En 2011, peu avant la fin de son audacieuse épreuve dans le désert de Gobi, Jim Willett s’est arrêté le temps d’enterrer son cathéter de chimiothérapie dans le sable brûlant. Il savait que le cancer pourrait revenir ; qu’il pourrait avoir encore besoin d’un de ces petits bouts de plastique pour injecter des médicaments dans ses veines. Mais pour le moment, il avait décidé qu’il était temps d’enterrer le passé. 

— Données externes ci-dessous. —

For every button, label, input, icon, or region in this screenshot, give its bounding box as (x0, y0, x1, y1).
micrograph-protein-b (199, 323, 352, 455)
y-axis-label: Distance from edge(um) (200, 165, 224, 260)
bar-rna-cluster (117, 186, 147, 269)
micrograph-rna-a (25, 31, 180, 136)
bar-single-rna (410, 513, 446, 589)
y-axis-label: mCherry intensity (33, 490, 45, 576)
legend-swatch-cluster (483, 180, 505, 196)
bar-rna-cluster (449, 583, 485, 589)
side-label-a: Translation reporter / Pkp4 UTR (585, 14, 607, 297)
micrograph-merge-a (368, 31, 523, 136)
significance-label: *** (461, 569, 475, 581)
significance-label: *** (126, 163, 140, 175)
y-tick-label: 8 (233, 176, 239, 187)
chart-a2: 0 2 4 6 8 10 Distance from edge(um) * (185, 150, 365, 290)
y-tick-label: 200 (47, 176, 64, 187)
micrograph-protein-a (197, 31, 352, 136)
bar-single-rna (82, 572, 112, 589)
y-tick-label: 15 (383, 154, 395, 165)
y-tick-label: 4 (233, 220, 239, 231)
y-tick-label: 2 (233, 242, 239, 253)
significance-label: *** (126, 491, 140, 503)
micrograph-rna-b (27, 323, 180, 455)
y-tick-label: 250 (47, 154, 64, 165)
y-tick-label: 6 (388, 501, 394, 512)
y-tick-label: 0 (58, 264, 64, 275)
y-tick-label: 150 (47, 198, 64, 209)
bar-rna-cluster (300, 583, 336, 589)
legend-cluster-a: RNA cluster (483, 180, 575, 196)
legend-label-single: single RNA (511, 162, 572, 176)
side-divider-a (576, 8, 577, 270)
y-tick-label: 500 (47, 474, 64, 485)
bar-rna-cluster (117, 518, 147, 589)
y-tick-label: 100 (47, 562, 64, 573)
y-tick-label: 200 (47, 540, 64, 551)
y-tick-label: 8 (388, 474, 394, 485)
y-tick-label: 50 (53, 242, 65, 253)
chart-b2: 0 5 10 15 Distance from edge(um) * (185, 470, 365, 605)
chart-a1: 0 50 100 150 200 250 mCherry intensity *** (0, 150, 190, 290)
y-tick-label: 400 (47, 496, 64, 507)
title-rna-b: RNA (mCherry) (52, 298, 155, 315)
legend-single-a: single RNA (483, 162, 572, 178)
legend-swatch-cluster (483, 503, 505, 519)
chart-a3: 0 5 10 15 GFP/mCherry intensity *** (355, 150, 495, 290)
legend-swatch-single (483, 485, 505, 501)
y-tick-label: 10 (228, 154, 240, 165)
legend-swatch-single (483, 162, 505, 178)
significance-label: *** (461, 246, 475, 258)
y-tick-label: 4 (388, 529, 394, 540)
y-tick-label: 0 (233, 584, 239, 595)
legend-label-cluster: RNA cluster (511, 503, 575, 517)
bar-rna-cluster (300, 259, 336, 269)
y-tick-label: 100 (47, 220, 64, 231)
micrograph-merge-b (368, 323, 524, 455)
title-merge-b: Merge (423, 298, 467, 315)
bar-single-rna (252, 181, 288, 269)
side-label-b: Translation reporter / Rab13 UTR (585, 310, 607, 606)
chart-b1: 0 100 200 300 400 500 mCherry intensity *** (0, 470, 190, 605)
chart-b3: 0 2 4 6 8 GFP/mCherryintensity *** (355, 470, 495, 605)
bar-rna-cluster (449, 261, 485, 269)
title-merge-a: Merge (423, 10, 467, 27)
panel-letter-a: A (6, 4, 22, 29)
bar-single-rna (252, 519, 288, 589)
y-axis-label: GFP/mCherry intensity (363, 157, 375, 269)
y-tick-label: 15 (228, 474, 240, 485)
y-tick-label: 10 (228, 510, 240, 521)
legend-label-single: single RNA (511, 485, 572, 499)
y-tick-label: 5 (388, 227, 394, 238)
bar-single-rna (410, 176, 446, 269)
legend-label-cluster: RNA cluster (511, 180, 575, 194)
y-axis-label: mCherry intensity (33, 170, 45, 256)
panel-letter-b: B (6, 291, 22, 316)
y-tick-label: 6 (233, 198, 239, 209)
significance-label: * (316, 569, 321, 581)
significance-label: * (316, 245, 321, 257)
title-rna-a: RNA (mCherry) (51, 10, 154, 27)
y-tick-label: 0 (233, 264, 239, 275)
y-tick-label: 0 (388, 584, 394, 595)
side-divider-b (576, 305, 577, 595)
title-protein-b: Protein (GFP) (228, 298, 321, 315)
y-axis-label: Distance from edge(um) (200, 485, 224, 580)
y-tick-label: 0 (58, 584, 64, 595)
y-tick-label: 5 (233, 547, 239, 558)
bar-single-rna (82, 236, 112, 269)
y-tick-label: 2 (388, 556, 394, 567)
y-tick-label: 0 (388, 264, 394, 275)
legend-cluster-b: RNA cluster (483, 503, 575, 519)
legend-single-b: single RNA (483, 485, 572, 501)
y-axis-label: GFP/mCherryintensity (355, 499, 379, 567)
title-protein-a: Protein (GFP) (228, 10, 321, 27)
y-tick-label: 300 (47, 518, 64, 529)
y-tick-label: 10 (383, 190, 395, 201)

Pourtant, le passé continue à inspirer tout ce qu’il fait. De ses débuts difficiles jusqu’à son cancer et à la maladie de sa mère, Jim est la somme de ses expériences. En courant, il a trouvé quelque chose qui lui appartient, en quoi il peut s’oublier. Et dans l’écriture, il a trouvé un moyen d’apprendre – et d’enseigner aux autres – ce que personne ne lui avait jamais dit : c’est à vous qu’il revient de décider comment vous interprétez chaque moment de votre vie. Et dans chaque revers, il y a quelque chose à apprendre. On doit accepter la vie en totalité, avec ses échecs. 

« Il semblait reconnaissant d’avoir l’occasion de courir, a dit un membre de mon groupe de coureurs après cette course glaciale de décembre avec Jim. Il était plus rapide que moi, mais il s’est retourné et est revenu dans ma direction pour m’encourager. Il avait un sourire radieux sur son visage. » 

Sur le coup, Jim Willett ne s’impose pas comme un être tout-puissant. Sa vraie force, c’est d’être un ninja de l’optimisme.